H. Sheldon Mfg. Co. v. Commissioner

*1299OPINION.

MuRdock :

The petitioner has alleged that the Commissioner erred, in adding to income for 1920 the amount of $1,151.26 and for 1921 the amount of $621.31, determined by the latter to be excessive depreciation deducted in the returns for those years. It has offered in evidence the computation of depreciation made by the examining revenue agent, which it was admitted was adopted by the Commissioner in his determination. This computation we have set forth in our findings of fact. It has also offered in evidence its return for 1921 but has neglected to offer the 1920 return and we do not know the amounts upon which it calculated depreciation for 1920, nor the rates it applied to the different items. We are of the opinion, however, that a proper rate of depreciation upon the factory building for each of the two years in question should be 5 per cent, and that this rate should be applied upon the amount of $20,000 which is designated as “ gross value ” in the revenue agent’s report and “ cost ” in the petitioner’s return.
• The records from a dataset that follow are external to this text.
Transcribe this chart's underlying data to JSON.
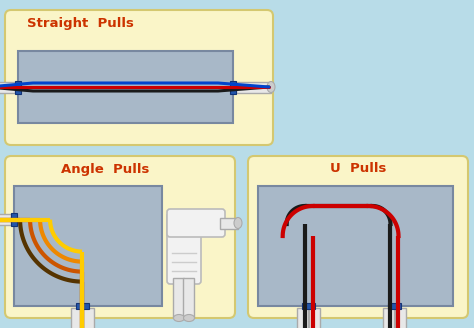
{
  "bg_color": "#b8dce8",
  "panel_color": "#faf5c8",
  "panel_edge": "#d4c870",
  "box_color": "#a8b8c8",
  "box_edge": "#7888a0",
  "title_color": "#cc3300",
  "title1": "Straight  Pulls",
  "title2": "Angle  Pulls",
  "title3": "U  Pulls",
  "wire_colors_straight": [
    "#1a1a1a",
    "#cc0000",
    "#1a1a1a"
  ],
  "wire_colors_angle": [
    "#cc6600",
    "#dd8800",
    "#ffcc00"
  ],
  "wire_colors_u": [
    "#1a1a1a",
    "#cc0000"
  ],
  "conduit_color": "#e8e8e8",
  "conduit_edge": "#aaaaaa",
  "knockout_color": "#2255aa",
  "font_size_title": 9.5
}
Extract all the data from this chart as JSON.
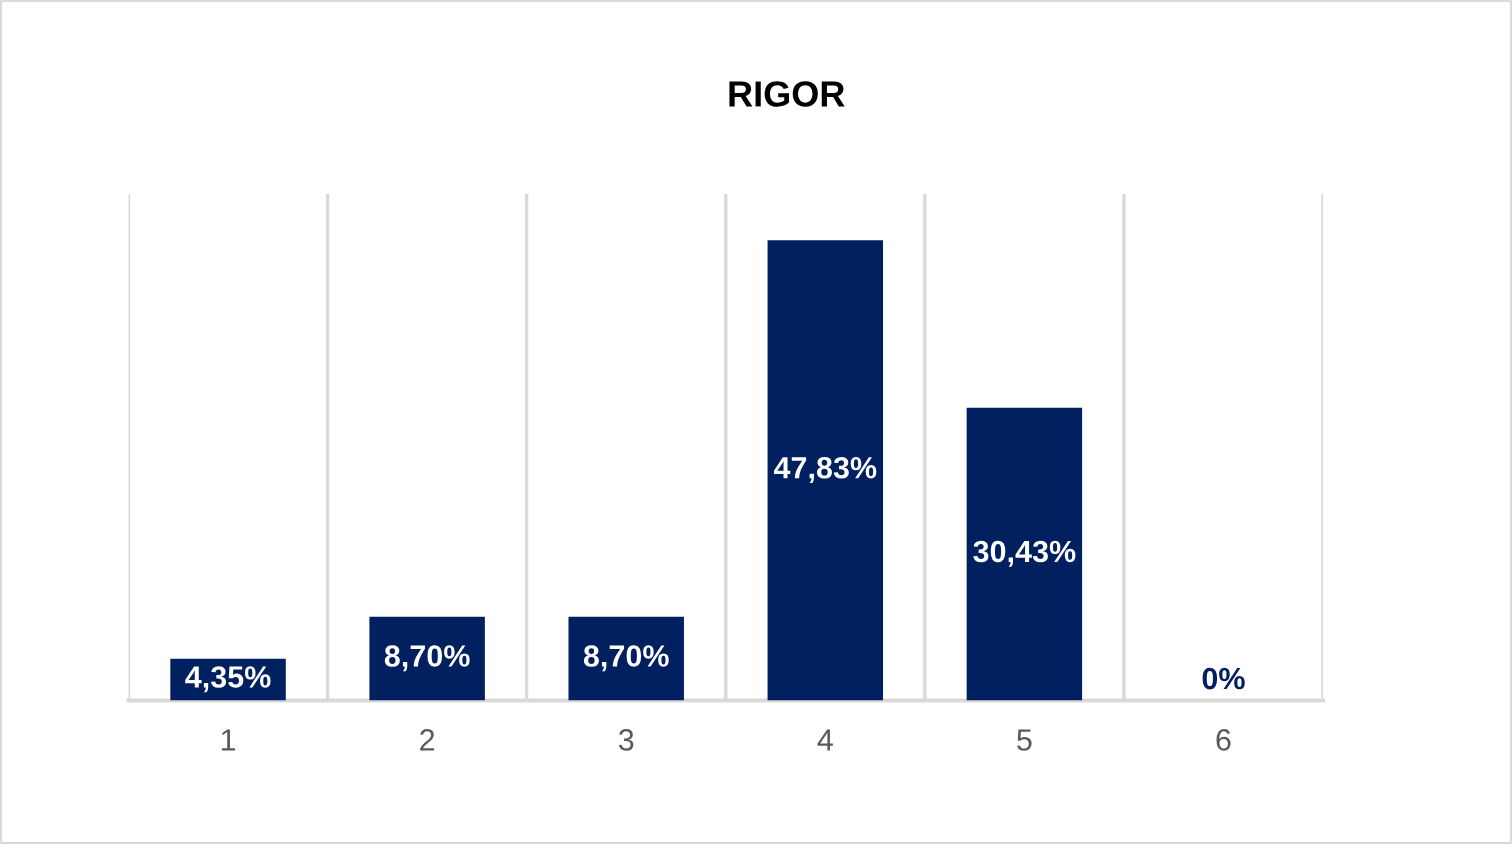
{
  "chart_data": {
    "type": "bar",
    "title": "RIGOR",
    "categories": [
      "1",
      "2",
      "3",
      "4",
      "5",
      "6"
    ],
    "values": [
      4.35,
      8.7,
      8.7,
      47.83,
      30.43,
      0
    ],
    "color": "#002060",
    "value_labels": [
      "4,35%",
      "8,70%",
      "8,70%",
      "47,83%",
      "30,43%",
      "0%"
    ],
    "grid": "x"
  }
}
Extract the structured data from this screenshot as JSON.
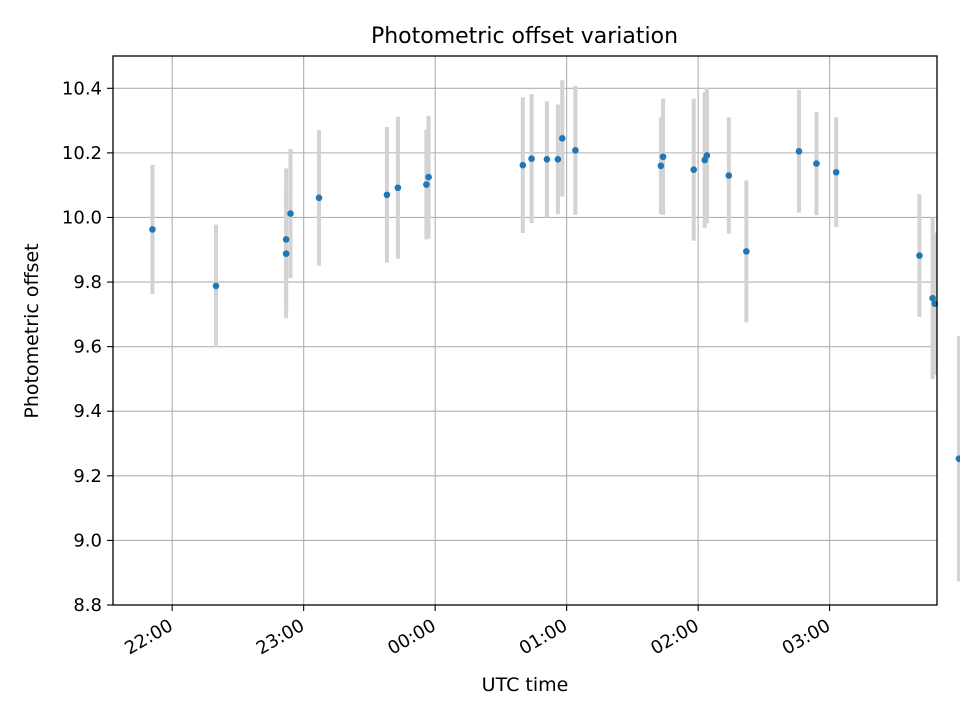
{
  "chart_data": {
    "type": "scatter",
    "title": "Photometric offset variation",
    "xlabel": "UTC time",
    "ylabel": "Photometric offset",
    "x_axis_kind": "time",
    "x_tick_values": [
      "22:00",
      "23:00",
      "00:00",
      "01:00",
      "02:00",
      "03:00"
    ],
    "xlim": [
      "21:33",
      "03:49"
    ],
    "ylim": [
      8.8,
      10.5
    ],
    "y_ticks": [
      8.8,
      9.0,
      9.2,
      9.4,
      9.6,
      9.8,
      10.0,
      10.2,
      10.4
    ],
    "grid": true,
    "marker_color": "#1f77b4",
    "errorbar_color": "#d3d3d3",
    "series": [
      {
        "points": [
          {
            "x": "21:51",
            "y": 9.963,
            "err": 0.2
          },
          {
            "x": "22:20",
            "y": 9.788,
            "err": 0.19
          },
          {
            "x": "22:52",
            "y": 9.888,
            "err": 0.2
          },
          {
            "x": "22:52",
            "y": 9.932,
            "err": 0.22
          },
          {
            "x": "22:54",
            "y": 10.012,
            "err": 0.2
          },
          {
            "x": "23:07",
            "y": 10.061,
            "err": 0.21
          },
          {
            "x": "23:38",
            "y": 10.07,
            "err": 0.21
          },
          {
            "x": "23:43",
            "y": 10.092,
            "err": 0.22
          },
          {
            "x": "23:56",
            "y": 10.102,
            "err": 0.17
          },
          {
            "x": "23:57",
            "y": 10.125,
            "err": 0.19
          },
          {
            "x": "00:40",
            "y": 10.162,
            "err": 0.21
          },
          {
            "x": "00:44",
            "y": 10.182,
            "err": 0.2
          },
          {
            "x": "00:51",
            "y": 10.18,
            "err": 0.18
          },
          {
            "x": "00:56",
            "y": 10.18,
            "err": 0.17
          },
          {
            "x": "00:58",
            "y": 10.245,
            "err": 0.18
          },
          {
            "x": "01:04",
            "y": 10.208,
            "err": 0.2
          },
          {
            "x": "01:43",
            "y": 10.16,
            "err": 0.15
          },
          {
            "x": "01:44",
            "y": 10.188,
            "err": 0.18
          },
          {
            "x": "01:58",
            "y": 10.148,
            "err": 0.22
          },
          {
            "x": "02:03",
            "y": 10.178,
            "err": 0.21
          },
          {
            "x": "02:04",
            "y": 10.192,
            "err": 0.21
          },
          {
            "x": "02:14",
            "y": 10.13,
            "err": 0.18
          },
          {
            "x": "02:22",
            "y": 9.895,
            "err": 0.22
          },
          {
            "x": "02:46",
            "y": 10.205,
            "err": 0.19
          },
          {
            "x": "02:54",
            "y": 10.167,
            "err": 0.16
          },
          {
            "x": "03:03",
            "y": 10.14,
            "err": 0.17
          },
          {
            "x": "03:41",
            "y": 9.882,
            "err": 0.19
          },
          {
            "x": "03:47",
            "y": 9.75,
            "err": 0.25
          },
          {
            "x": "03:48",
            "y": 9.733,
            "err": 0.22
          },
          {
            "x": "03:59",
            "y": 9.253,
            "err": 0.38
          }
        ]
      }
    ]
  }
}
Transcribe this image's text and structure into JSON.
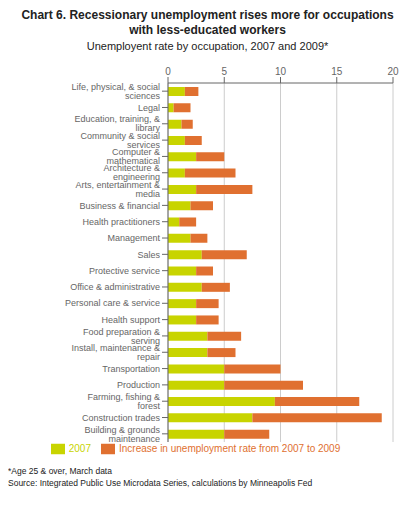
{
  "chart_data": {
    "type": "bar",
    "orientation": "horizontal",
    "stacked": true,
    "grid": true,
    "legend": "bottom",
    "title": "Chart 6. Recessionary unemployment rises more for occupations with less-educated workers",
    "subtitle": "Unemployent rate by occupation, 2007 and 2009*",
    "annotations": [
      "*Age 25 & over, March data",
      "Source: Integrated Public Use Microdata Series, calculations by Minneapolis Fed"
    ],
    "categories": [
      "Life, physical, & social sciences",
      "Legal",
      "Education, training, & library",
      "Community & social services",
      "Computer & mathematical",
      "Architecture & engineering",
      "Arts, entertainment & media",
      "Business & financial",
      "Health practitioners",
      "Management",
      "Sales",
      "Protective service",
      "Office & administrative",
      "Personal care & service",
      "Health support",
      "Food preparation & serving",
      "Install, maintenance & repair",
      "Transportation",
      "Production",
      "Farming, fishing & forest",
      "Construction trades",
      "Building & grounds maintenance"
    ],
    "series": [
      {
        "name": "2007",
        "color": "#c8d400",
        "values": [
          1.5,
          0.5,
          1.2,
          1.5,
          2.5,
          1.5,
          2.5,
          2.0,
          1.0,
          2.0,
          3.0,
          2.5,
          3.0,
          2.5,
          2.5,
          3.5,
          3.5,
          5.0,
          5.0,
          9.5,
          7.5,
          5.0
        ]
      },
      {
        "name": "Increase in unemployment rate from 2007 to 2009",
        "color": "#e07030",
        "values": [
          1.2,
          1.5,
          1.0,
          1.5,
          2.5,
          4.5,
          5.0,
          2.0,
          1.5,
          1.5,
          4.0,
          1.5,
          2.5,
          2.0,
          2.0,
          3.0,
          2.5,
          5.0,
          7.0,
          7.5,
          11.5,
          4.0
        ]
      }
    ],
    "xlim": [
      0,
      20
    ],
    "xticks": [
      0,
      5,
      10,
      15,
      20
    ]
  }
}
However, we are of the opinion that the Commissioner’s determination as to the allowable depreciation on the machinery and other equipment should not be disturbed. As we have pointed out above, the 1920 return is not before us and we do not know what items are contained therein, nor what were the amounts of depreciation allocated to the various kinds of machinery and equipment. An examination of the petitioner’s return for 1921 shows that the values it has therein assigned to its machinery and equipment do not agree with those contained in the Commissioner’s determination, and we can not find from a comparison of the two what would be a proper basis upon which the rate or rates should be applied. Certain of the articles such as pulleys and hangers, set forth in the Comiflissioner’s computation, are not itemized or identified in the return and the petitioner has offered no testimony as to certain other items contained in the computation. In the opinion of the petitioner’s one witness a depreciation rate of 10 per cent should be applied to all of the items under machinery, equipment, sprinkler system, etc., and he stated that in his opinion the useful life of none of these things would exceed 10 years. However, his testimony discloses that certain of the items such as sprinkler system, heating system and water system were in existence and being used in 1926, the year in which the building was destroyed by fire, more than 10 years after these *1300systems had been installed. This the witness admitted, but stated that if the systems had not been repaired they would not have lasted 10 years. The fact that parts of these systems had to be replaced or repaired from time to time due to the action of the weather does not warrant us in finding that their life should be reduced to a period of 10 years.

It seems apparent that as to these systems the witness has based his idea of exhaustion on an erroneous understanding of the nature of an allowable deduction of this kind, and it may be that as to the remaining items his opinion has been based upon the same erroneous understanding.

The Commissioner has presumably made an intelligent and careful examination of all these items in his computation of depreciation, and we do not think that in the light of the above facts the petitioner by its testimony as to a blanket rate of 10 per cent has made out a case sufficiently strong to overcome the Commissioner’s determination. Cf. Woodside Cotton Mills Co., 13 B. T. A. 266.

In the absence of competent evidence from the petitioner concerning the second assignment of error, the determination of the Commissioner in this respect must be approved.

We are unable to determine from the pleadings what the Commissioner’s position is in regard to the amount of $1,512.19 received by the petitioner from O. H. Braman, to reimburse it for 1918 income taxes which it paid in 1921. The Commissioner in his deficiency letter in regard to this particular item stated that “ Income Tax has been disallowed as an expense in accordance with Article 561, Regulations 62.” From an examination of the petitioner’s return for 1921 and the revenue agent’s report which was adopted by the Commissioner, we are satisfied that the petitioner has never deducted this amount from income. We, therefore, find that the Commissioner was in error in his determination in this respect.

Judgment will be entered under Bule 50.